SLOs are fundamental in detecting issues early, ideally before the effects become visible to customers, added Thorne. A good SLO is aligned with outcomes for the customer (service availability or response time, for example) and thus reflects whether the system (behavior) is meeting user needs. Resource usage (like CPU utilization or network throughput) should be monitored, but not used as an SLO per se. Thorne put it simply as “if the customer is happy, then the SLO is being met”. Typical SLOs at Google include:
- uptime of 99.9% a month (i.e. 43 minutes of downtime a month)
- 99.99% of HTTP requests in a month succeed with a 200 OK
- 50% of HTTP requests returned in under 300ms
SLAs, on the other hand, typically come into play when customers are already dissatisfied with a service, thus failing to proactively improve the system’s reliability. Further, SLAs can lead to the wrong incentives, for example combining an SLA of 2 hours to fix an email issue with an SLA of 1 day to fix a serious production incident might lead to working on one (or more) email problems first although clearly the production issue should be the priority.
Just defining SLOs is not enough, Thorne warned.
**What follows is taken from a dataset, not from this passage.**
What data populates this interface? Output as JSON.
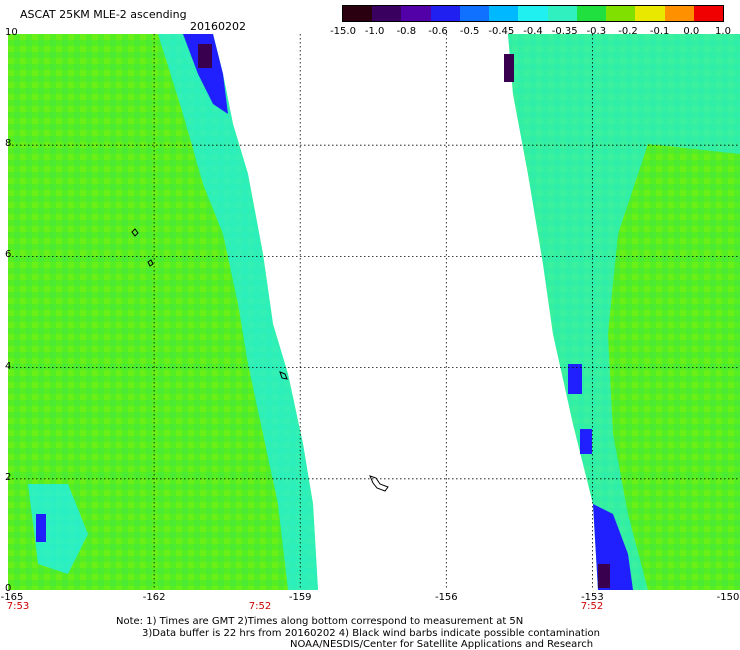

Error budget policies enable meeting SLOs by setting clear rules for action (not monetary compensation) before a system gets close to an SLO’s threshold. This also minimizes confrontation between ops and dev when systems are failing to meet user needs. “The error budget is the gap between perfect reliability and our SLO” said Thorne. For Google, a typical error budget policy is to disallow launching new features once an application has exhausted its error budget (for example, already over the 43 minutes downtime budget for this month), or dedicating a sprint to corrective actions stemming from previous post-mortem analysis.
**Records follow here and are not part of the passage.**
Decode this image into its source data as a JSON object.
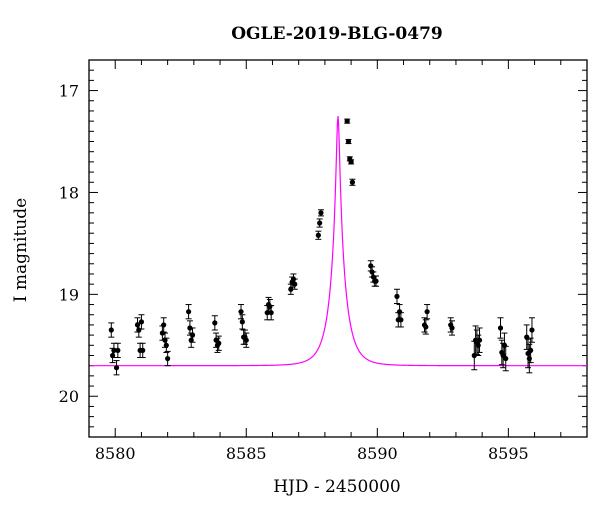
{
  "chart_data": {
    "type": "scatter",
    "title": "OGLE-2019-BLG-0479",
    "xlabel": "HJD - 2450000",
    "ylabel": "I magnitude",
    "xlim": [
      8579.0,
      8598.0
    ],
    "ylim": [
      20.4,
      16.7
    ],
    "y_inverted": true,
    "grid": false,
    "xticks": [
      8580,
      8585,
      8590,
      8595
    ],
    "yticks": [
      17,
      18,
      19,
      20
    ],
    "colors": {
      "model": "#ff00ff",
      "points": "#000000"
    },
    "model": {
      "baseline_mag": 19.7,
      "peak_mag": 17.25,
      "t0": 8588.5,
      "tE": 0.55
    },
    "series": [
      {
        "x": [
          8579.85,
          8579.9,
          8579.95,
          8580.05,
          8580.1,
          8580.85,
          8580.9,
          8580.95,
          8581.0,
          8581.05,
          8581.8,
          8581.85,
          8581.9,
          8581.95,
          8582.0,
          8582.8,
          8582.85,
          8582.9,
          8582.95,
          8583.8,
          8583.85,
          8583.9,
          8583.95,
          8584.8,
          8584.85,
          8584.9,
          8584.95,
          8585.0,
          8585.8,
          8585.85,
          8585.9,
          8585.95,
          8586.7,
          8586.75,
          8586.8,
          8586.85,
          8587.75,
          8587.8,
          8587.85,
          8588.85,
          8588.9,
          8588.95,
          8589.0,
          8589.05,
          8589.75,
          8589.8,
          8589.85,
          8589.9,
          8589.95,
          8590.75,
          8590.8,
          8590.85,
          8590.9,
          8591.8,
          8591.85,
          8591.9,
          8592.8,
          8592.85,
          8593.7,
          8593.75,
          8593.8,
          8593.85,
          8593.9,
          8594.7,
          8594.75,
          8594.8,
          8594.85,
          8594.9,
          8595.7,
          8595.75,
          8595.8,
          8595.85,
          8595.9
        ],
        "y": [
          19.35,
          19.6,
          19.55,
          19.72,
          19.55,
          19.3,
          19.35,
          19.55,
          19.27,
          19.55,
          19.38,
          19.3,
          19.45,
          19.5,
          19.63,
          19.17,
          19.33,
          19.45,
          19.4,
          19.28,
          19.45,
          19.5,
          19.48,
          19.17,
          19.27,
          19.42,
          19.42,
          19.45,
          19.18,
          19.1,
          19.12,
          19.18,
          18.95,
          18.88,
          18.85,
          18.9,
          18.42,
          18.3,
          18.2,
          17.3,
          17.5,
          17.67,
          17.7,
          17.9,
          18.72,
          18.78,
          18.83,
          18.87,
          18.87,
          19.02,
          19.25,
          19.17,
          19.25,
          19.3,
          19.32,
          19.17,
          19.3,
          19.33,
          19.6,
          19.45,
          19.47,
          19.5,
          19.45,
          19.33,
          19.57,
          19.6,
          19.5,
          19.63,
          19.42,
          19.58,
          19.63,
          19.55,
          19.35
        ],
        "errors": [
          0.07,
          0.07,
          0.07,
          0.07,
          0.07,
          0.07,
          0.07,
          0.07,
          0.07,
          0.07,
          0.07,
          0.07,
          0.07,
          0.07,
          0.07,
          0.07,
          0.07,
          0.07,
          0.07,
          0.07,
          0.07,
          0.07,
          0.07,
          0.07,
          0.07,
          0.07,
          0.07,
          0.07,
          0.07,
          0.07,
          0.07,
          0.07,
          0.05,
          0.05,
          0.05,
          0.05,
          0.04,
          0.04,
          0.03,
          0.02,
          0.02,
          0.02,
          0.02,
          0.03,
          0.05,
          0.05,
          0.05,
          0.05,
          0.05,
          0.07,
          0.07,
          0.07,
          0.07,
          0.07,
          0.07,
          0.07,
          0.07,
          0.07,
          0.14,
          0.14,
          0.12,
          0.1,
          0.12,
          0.1,
          0.12,
          0.12,
          0.12,
          0.12,
          0.12,
          0.14,
          0.14,
          0.12,
          0.12
        ]
      }
    ]
  }
}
Thorne stressed, however, that what works for Google won’t work for every organization: “SRE needs SLOs with consequences that balance an acceptable level of failure with the necessary cost and speed of delivery”. Exact SLOs and policies must be adequate for the organization – not a copy/paste from Google – and focus on continuously improving customers’ experience, not on setting lofty goals or hard punishments that could be counterproductive. Thorne gave the example of one organization struggling to reduce the processing time of a recommendations system. Turned out that users would only see those recommendations when they came back to the site, on average 6 hours later. An adequate SLO was to process all recommendations within 6h, which meant they could save the cost of 3 halftime engineers previously working on the perceived “issue” of slow response time.
Empowering SRE teams to balance workload between every day (often unplanned) ops work and planned work to reduce toil (aka “firefighting”) is the third key to SRE, said Thorne. At Google, this means at least 50% of SRE effort is spent on project work: early consulting on new systems’ architecture to identify resiliency anti-patterns (and avoid more toil later on), improving monitoring, automating repetitive tasks, or coordinating the implementation of postmortem corrective actions.
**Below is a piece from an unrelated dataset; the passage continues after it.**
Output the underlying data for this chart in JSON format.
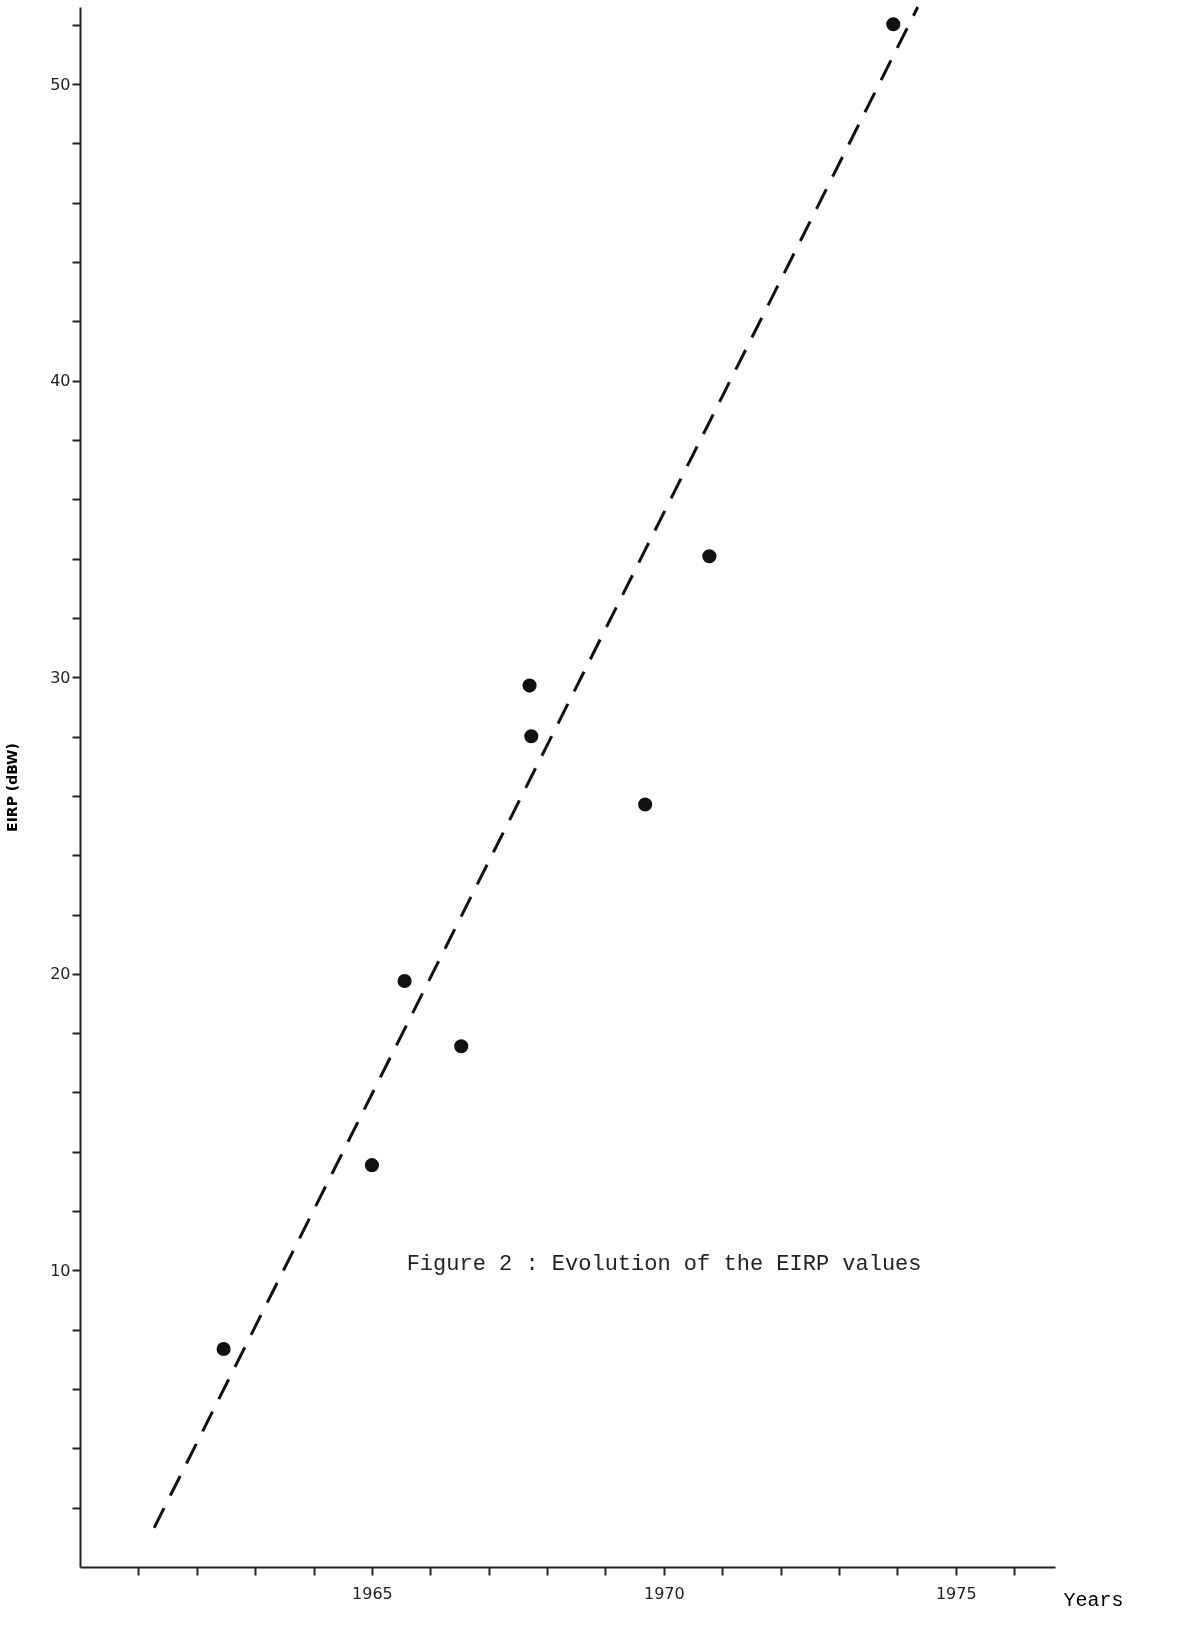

Thorne further referenced some clear anti-patterns to implementing SRE such as simply rebranding the ops team to SRE team or hiring for SRE engineers without first putting in place the SRE principles and mechanisms (SLOs, error budget policies and balancing workload) for success.
These are 5 key steps to get on the right path to SRE, according to Thorne:
- define contextual, customer-focused SLOs
- define sensible error budget policies
- hire (internally or externally) SREs and empower them via leadership support
- allow SREs to finetune SLOs and enforce error budget policies
- assign responsibility for mission-critical systems’ reliability to SRE teams, other systems under the responsibility of the corresponding development team
Google developed and expanded the site reliability engineering discipline internally for some years, before condensing their lessons learned into the SRE book. Thorne mentioned an accompanying SRE workbook will be coming out later this month.